– А-а-а, – произнес Степанов. – Так это правда. Ты жив.

Александру хотелось пожать Степанову руку, но он слишком замерз, и у него сильно болела спина. Он не пошевелился и ничего не сказал.

Степанов присел на корточки рядом с ним:

– Что, черт возьми, произошло с тем грузовиком?! И я сам видел твое свидетельство о смерти, выписанное врачом из Красного Креста. Я сказал твоей жене, что ты умер. Твоя беременная жена думает, что ты умер!

– Все так, как и должно быть, – ответил Александр. – Приятно видеть вас, полковник. Старайтесь не вдыхать воздух. Здесь недостаточно кислорода для нас обоих.

– Александр, не хочешь рассказать мне, что с тобой произошло? – (Александр покачал головой.) – Но для чего взрыв грузовика, свидетельство о смерти?

– Я хотел, чтобы она думала, что для меня не осталось надежды.

– Зачем?

Александр не ответил.


– Куда бы ты ни поехал, я поеду с тобой, – говорит Татьяна. – Но если ты остаешься, тогда я тоже останусь.
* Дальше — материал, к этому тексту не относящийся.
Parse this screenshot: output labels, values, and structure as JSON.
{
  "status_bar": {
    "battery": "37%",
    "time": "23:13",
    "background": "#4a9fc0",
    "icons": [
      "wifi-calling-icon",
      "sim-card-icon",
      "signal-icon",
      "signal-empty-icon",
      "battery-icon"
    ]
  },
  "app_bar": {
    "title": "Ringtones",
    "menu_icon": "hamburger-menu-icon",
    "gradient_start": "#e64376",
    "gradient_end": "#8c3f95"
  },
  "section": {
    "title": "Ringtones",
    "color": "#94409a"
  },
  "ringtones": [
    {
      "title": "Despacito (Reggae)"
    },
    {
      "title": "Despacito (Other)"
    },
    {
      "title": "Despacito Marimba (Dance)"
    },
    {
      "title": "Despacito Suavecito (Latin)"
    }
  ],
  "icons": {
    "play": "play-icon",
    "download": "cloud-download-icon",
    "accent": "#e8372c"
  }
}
Я не оставлю в Советском Союзе отца моего ребенка. – Она склоняется над потрясенным Александром. – Что ты сказал мне в Ленинграде? Какую жизнь смогу я построить, зная, что я оставила тебя умирать – или прозябать – в Советском Союзе? Я повторяю твои же слова. – Она улыбается. – И в одном только я вынуждена с тобой согласиться. – Она понижает голос. – Если я оставлю тебя – не важно, какой путь я выберу, – меня всю мою бесконечную ночь, вплоть до собственного ужасного конца, с тяжелым топотом будет преследовать Медный всадник.
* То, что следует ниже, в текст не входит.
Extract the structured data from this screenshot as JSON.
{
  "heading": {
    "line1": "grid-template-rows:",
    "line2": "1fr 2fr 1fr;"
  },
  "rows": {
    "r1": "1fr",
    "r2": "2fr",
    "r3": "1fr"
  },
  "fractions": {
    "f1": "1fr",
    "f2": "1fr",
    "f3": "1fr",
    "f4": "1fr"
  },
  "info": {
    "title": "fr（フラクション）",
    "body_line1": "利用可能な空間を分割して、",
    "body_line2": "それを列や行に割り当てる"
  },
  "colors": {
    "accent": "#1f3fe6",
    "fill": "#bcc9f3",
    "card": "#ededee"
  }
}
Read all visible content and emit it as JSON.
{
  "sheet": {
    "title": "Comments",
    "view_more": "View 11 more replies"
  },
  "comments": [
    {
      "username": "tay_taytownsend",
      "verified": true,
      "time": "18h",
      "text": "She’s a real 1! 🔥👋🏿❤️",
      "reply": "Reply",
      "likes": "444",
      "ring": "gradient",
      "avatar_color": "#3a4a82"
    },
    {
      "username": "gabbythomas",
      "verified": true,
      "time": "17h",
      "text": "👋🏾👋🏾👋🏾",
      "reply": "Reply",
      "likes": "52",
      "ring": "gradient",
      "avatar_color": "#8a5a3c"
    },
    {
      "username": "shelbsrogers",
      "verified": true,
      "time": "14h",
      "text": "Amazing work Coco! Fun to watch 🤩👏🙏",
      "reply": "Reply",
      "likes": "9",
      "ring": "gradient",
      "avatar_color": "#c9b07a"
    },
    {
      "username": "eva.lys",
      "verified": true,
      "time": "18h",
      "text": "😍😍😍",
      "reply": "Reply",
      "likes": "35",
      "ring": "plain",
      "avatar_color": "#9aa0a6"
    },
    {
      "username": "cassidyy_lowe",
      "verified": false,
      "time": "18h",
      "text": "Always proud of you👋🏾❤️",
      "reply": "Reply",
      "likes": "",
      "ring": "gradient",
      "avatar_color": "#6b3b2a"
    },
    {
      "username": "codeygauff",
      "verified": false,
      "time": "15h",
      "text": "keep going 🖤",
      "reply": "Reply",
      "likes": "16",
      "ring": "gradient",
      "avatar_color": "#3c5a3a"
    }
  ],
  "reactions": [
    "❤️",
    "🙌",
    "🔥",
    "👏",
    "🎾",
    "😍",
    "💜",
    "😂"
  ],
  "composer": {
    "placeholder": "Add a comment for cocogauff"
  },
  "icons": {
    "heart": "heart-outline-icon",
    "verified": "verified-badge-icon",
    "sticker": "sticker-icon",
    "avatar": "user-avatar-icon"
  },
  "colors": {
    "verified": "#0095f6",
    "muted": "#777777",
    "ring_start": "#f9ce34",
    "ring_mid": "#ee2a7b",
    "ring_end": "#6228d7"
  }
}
Он не мог рассказать этого командиру. Он не знал, уехала ли Татьяна из Советского Союза.

– Хочешь курить?

– Да, – ответил Александр. – Но здесь нельзя. Не хватит кислорода.

Степанов поднял Александра на ноги:

– Постой несколько минут. Разомни ноги. – Он взглянул на голову Александра, склоненную набок. – Эта камера слишком мала для тебя. Они этого не ожидали.
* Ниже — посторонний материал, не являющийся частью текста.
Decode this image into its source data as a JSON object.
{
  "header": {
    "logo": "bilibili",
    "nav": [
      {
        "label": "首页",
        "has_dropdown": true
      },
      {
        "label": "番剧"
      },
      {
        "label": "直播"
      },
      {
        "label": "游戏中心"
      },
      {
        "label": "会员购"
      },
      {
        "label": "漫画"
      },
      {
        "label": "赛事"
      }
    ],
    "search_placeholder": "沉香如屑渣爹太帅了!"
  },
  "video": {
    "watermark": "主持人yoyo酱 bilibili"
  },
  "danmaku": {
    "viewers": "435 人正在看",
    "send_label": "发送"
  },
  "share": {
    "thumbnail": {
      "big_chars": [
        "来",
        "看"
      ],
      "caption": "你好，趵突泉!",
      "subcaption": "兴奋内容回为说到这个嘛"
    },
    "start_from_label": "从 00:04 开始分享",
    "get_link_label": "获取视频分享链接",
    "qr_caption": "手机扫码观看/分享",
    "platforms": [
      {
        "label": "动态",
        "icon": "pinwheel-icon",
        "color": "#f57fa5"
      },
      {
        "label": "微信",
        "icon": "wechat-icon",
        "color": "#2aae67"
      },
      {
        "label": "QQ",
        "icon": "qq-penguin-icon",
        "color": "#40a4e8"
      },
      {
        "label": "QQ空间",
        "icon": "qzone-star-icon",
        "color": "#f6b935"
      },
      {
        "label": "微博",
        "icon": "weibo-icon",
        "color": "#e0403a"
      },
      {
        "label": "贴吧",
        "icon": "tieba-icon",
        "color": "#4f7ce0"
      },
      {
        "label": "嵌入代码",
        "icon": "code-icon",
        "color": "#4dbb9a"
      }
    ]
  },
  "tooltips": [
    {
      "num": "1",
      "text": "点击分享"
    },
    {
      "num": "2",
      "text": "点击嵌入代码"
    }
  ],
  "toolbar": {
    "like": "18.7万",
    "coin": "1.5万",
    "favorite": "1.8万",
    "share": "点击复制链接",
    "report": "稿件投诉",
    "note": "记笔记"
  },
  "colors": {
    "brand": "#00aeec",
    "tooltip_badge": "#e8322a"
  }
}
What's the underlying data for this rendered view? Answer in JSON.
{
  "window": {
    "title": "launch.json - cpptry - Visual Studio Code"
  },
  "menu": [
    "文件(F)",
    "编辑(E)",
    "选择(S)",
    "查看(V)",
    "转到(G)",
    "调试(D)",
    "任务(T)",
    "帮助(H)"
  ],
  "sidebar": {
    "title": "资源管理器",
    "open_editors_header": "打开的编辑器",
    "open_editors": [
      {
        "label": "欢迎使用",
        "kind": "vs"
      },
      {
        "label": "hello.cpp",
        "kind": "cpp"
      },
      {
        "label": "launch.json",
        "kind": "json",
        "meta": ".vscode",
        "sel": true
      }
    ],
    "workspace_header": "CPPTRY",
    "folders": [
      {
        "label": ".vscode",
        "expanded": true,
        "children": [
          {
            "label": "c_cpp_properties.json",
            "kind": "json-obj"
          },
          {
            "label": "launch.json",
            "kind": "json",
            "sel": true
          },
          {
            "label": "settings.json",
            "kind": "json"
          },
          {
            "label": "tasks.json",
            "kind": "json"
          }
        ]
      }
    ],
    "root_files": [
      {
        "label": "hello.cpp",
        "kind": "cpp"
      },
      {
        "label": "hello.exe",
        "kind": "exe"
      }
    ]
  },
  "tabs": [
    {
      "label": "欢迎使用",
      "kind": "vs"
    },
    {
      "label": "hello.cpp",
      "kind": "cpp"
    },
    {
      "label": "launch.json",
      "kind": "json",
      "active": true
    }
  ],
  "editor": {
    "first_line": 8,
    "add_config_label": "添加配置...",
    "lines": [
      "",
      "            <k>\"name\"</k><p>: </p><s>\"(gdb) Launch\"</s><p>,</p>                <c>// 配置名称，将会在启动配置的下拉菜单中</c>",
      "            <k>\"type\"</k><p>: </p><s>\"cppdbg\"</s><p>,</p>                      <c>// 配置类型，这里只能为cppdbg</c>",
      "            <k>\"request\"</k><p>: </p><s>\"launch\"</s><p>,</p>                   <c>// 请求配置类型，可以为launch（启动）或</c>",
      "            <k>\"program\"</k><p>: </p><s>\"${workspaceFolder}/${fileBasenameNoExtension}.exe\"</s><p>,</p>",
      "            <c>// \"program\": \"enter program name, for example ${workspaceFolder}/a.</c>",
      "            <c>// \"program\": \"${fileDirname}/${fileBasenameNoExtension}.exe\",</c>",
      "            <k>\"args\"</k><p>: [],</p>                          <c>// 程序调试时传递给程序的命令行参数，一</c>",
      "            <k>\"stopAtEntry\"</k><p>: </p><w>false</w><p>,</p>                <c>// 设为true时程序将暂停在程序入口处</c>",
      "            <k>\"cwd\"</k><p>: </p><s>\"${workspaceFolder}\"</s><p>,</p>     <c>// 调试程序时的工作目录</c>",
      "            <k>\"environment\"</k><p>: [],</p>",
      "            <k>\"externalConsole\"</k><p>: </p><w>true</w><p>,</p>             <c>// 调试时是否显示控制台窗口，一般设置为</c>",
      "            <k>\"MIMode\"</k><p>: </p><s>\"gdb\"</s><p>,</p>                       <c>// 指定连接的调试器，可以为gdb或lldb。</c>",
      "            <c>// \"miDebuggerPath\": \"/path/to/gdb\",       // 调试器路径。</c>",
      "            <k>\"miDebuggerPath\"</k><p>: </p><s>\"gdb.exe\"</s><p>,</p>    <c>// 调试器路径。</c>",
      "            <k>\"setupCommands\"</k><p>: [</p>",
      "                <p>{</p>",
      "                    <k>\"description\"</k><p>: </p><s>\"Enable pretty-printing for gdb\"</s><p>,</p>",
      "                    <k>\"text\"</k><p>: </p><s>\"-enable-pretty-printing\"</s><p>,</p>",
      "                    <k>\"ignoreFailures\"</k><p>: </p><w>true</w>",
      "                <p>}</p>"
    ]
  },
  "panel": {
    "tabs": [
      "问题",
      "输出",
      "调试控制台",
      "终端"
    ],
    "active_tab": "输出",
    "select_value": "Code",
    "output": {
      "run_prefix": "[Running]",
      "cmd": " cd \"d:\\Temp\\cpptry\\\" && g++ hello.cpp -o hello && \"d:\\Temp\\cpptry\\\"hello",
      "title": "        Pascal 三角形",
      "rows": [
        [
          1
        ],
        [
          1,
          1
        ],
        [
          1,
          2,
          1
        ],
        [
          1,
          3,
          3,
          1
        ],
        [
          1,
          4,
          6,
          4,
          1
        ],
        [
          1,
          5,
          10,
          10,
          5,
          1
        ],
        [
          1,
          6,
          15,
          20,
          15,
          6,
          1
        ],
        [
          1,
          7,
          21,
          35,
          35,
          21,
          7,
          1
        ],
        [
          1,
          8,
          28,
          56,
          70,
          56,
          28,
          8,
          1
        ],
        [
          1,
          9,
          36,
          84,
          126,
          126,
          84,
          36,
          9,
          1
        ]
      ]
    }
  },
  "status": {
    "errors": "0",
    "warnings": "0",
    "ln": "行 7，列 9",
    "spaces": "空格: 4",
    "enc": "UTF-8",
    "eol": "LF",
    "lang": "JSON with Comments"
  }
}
– Ожидали. Вот почему меня сюда поместили.

Степанов стоял спиной к двери, а Александр напротив него.

– Какой сегодня день, полковник? – спросил Александр. – Сколько я здесь нахожусь? Четыре, пять дней?

– Сегодня утро шестнадцатого марта, – ответил Степанов. – Утро твоего третьего дня.

«Третий день! – потрясенно подумал Александр. И внезапно пришел в восторг. – Третий день! Это может означать, что Таня…»

Он не успел додумать эту мысль. Очень тихо, почти неслышно Степанов подался вперед, и Александр с трудом различил его слова:

– Продолжай говорить громко, чтобы они слышали, но слушай меня, чтобы мы вместе посмеялись, когда ты вернешься на клеверное поле и я научу тебя есть клевер.

Александр взглянул в лицо Степанову, еще более напряженное, с серыми глазами и опущенными в тревоге и сочувствии уголками рта.

– Полковник?..

– Я ничего не сказал, майор.

Отгоняя от себя видения луга, солнца, клевера, Александр тихо повторил:

– Полковник?..

– Все пошло к черту, майор, – шепотом произнес Степанов. – Они уже ищут твою жену, но… похоже, она исчезла. Я убедил ее вернуться в Ленинград с доктором Сайерзом, как ты меня просил. Я помог ей с отъездом. – (Александр ничего не сказал, только впился ногтями в ладони.) – А теперь она пропала. Знаешь, кто еще пропал? Доктор Сайерз. Он сообщил мне, что возвращается в Ленинград с твоей женой.

Чтобы не смотреть на Степанова и не заговорить, Александр еще сильнее вонзил ногти в ладони.

– Он собирался в Хельсинки, но сначала должен был заехать в Ленинград! – воскликнул Степанов. – Чтобы отвезти ее туда, забрать свою медсестру из Красного Креста, работающую в Греческом госпитале. Послушай меня. Ты слушаешь? Они так и не добрались до Ленинграда. Два дня назад автомобиль Красного Креста был найден перевернутым, сожженным и ограбленным на финско-советской границе в Лисьем Носу. Произошло столкновение с финскими военными, и четверо наших людей были убиты. Никаких признаков Сайерза или медсестры Метановой.